I headed to the ER, my infant daughter in tow in her stroller. After I finally met with the triage nurse, she started to send me back into the (very busy) waiting room to wait my turn. And then she said, “On second thought, please come with me.” While I didn’t know it at the moment, she was correctly guessing I had a serious problem. I still wasn’t sensing any urgency, but I changed into a gown as the nurse requested and reclined on the bed.
Suddenly, there were numerous professionals literally running at me. Starting not one but two IVs, drawing blood, conducting a painful blood gas test, and more. It was terrifying. A Doppler ultrasound confirmed the DVT, and there was extensive testing to ensure the clot hadn’t traveled to my lungs.

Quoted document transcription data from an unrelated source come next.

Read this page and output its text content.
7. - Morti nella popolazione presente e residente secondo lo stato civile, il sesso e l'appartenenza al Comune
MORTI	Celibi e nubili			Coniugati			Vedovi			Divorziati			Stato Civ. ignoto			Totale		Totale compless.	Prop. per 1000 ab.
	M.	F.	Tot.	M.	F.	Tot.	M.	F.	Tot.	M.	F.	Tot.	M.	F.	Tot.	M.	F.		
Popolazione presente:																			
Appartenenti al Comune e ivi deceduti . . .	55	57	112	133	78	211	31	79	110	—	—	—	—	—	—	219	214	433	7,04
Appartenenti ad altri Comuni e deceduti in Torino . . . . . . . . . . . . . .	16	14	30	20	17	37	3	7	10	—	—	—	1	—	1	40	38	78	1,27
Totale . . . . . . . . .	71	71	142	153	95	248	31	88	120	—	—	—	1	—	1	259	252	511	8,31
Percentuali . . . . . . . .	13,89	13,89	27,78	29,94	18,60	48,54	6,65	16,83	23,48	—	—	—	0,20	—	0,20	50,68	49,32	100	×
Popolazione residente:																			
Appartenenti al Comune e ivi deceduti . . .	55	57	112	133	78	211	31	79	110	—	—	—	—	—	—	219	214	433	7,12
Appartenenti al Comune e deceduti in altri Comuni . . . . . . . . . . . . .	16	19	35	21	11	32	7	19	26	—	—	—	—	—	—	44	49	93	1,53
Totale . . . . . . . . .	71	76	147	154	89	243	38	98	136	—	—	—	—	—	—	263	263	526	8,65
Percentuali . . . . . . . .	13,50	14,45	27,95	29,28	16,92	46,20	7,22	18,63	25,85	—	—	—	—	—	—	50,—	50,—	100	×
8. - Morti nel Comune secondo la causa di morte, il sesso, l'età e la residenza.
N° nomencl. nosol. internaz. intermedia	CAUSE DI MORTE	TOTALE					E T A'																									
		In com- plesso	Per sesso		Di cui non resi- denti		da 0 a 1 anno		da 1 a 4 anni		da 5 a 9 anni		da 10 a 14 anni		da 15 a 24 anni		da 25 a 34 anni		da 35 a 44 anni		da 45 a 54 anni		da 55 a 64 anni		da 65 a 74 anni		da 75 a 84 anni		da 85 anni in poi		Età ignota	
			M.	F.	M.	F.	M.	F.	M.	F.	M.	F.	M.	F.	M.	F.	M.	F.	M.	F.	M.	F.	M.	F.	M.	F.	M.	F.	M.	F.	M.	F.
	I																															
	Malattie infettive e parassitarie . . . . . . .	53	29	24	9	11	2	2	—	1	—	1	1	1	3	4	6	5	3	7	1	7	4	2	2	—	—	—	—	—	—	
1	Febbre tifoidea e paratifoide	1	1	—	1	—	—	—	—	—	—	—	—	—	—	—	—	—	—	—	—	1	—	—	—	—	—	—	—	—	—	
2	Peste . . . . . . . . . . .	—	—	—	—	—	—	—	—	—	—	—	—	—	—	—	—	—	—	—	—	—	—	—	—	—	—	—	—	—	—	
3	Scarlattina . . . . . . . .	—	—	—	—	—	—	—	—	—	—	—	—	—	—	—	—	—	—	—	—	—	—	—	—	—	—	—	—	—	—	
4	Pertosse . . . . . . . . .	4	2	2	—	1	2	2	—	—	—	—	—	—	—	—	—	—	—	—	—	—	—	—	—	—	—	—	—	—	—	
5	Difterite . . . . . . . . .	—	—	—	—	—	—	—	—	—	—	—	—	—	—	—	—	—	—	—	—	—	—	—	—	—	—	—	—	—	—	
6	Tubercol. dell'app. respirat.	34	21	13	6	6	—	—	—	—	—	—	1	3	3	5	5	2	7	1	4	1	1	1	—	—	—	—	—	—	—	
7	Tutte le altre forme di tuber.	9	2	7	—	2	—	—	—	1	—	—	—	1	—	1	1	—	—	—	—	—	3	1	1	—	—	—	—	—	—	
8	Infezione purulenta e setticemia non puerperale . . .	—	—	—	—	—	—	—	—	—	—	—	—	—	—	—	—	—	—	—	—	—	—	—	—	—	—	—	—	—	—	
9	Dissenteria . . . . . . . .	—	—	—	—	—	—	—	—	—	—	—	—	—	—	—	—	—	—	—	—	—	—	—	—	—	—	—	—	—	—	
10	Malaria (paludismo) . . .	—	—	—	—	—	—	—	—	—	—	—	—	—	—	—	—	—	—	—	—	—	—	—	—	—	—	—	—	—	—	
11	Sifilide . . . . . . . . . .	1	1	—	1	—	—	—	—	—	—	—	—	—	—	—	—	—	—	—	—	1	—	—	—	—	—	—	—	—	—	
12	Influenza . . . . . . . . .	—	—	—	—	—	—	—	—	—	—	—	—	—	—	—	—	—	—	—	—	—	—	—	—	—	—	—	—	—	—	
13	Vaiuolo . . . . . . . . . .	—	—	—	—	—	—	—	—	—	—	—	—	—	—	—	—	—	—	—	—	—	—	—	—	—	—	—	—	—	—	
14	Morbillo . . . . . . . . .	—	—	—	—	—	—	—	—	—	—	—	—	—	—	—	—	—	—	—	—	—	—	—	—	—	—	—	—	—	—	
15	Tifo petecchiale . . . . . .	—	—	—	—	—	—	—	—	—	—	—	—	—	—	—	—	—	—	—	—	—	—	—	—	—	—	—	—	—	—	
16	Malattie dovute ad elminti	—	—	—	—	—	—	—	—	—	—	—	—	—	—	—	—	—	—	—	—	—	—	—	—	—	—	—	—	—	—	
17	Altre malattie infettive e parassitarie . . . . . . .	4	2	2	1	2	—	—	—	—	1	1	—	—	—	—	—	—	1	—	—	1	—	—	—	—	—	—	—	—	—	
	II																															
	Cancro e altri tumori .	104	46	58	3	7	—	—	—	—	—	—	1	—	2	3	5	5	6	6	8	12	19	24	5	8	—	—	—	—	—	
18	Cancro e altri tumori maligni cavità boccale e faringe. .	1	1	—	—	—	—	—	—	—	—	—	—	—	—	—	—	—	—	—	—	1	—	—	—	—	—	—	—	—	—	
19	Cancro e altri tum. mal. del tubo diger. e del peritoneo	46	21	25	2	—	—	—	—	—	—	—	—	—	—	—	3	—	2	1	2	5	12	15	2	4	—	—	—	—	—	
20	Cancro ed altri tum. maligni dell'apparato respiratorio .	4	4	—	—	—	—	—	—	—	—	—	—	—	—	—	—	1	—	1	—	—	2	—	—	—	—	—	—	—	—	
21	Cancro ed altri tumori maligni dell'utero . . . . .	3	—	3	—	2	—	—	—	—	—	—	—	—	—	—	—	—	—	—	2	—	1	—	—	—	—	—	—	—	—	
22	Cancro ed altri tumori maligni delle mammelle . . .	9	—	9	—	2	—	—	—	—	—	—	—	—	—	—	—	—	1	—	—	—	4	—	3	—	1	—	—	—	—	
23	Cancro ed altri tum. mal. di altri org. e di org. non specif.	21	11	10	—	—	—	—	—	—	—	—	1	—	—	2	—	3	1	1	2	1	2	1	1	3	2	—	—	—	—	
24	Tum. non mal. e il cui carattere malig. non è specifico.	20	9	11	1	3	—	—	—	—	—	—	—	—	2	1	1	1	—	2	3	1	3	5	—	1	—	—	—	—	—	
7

I spent six days in the hospital away from my husband and two children, still in a lot of pain but learning about DVT/PE.
Nothing could have prepared me, though, for the lifelong implications this incident would bring. Twice-daily heparin shots throughout my third pregnancy, bridging over to heparin and then back to my regular meds for numerous surgeries, and lots and lots of assorted tests, bloodwork, and doctor visits ensued.
A specific clot-causing condition could never be identified, but clearly, there is one. I’ve had half a dozen or more DVT and PE episodes over the years and learned my mother had had one too. Years later, my daughter was diagnosed with a PE at age 17.
I’ve been told a significant percentage of hypercoagulability cases are “unspecified” like mine.
Recently, after about 10 years on rivaroxaban (a blessing given it doesn’t require constant bloodwork to maintain levels), I found out the hard way that while anticoagulants greatly decrease your risk of blood clotting, the risk is not zero. While in the ER for an unrelated issue, a clot was discovered behind my right knee. I am back where I started, on warfarin and driving more than an hour round trip weekly for INR testing.
I couldn’t help but think “Here we go again.” But then again, I’m one of the lucky ones. I’m alive.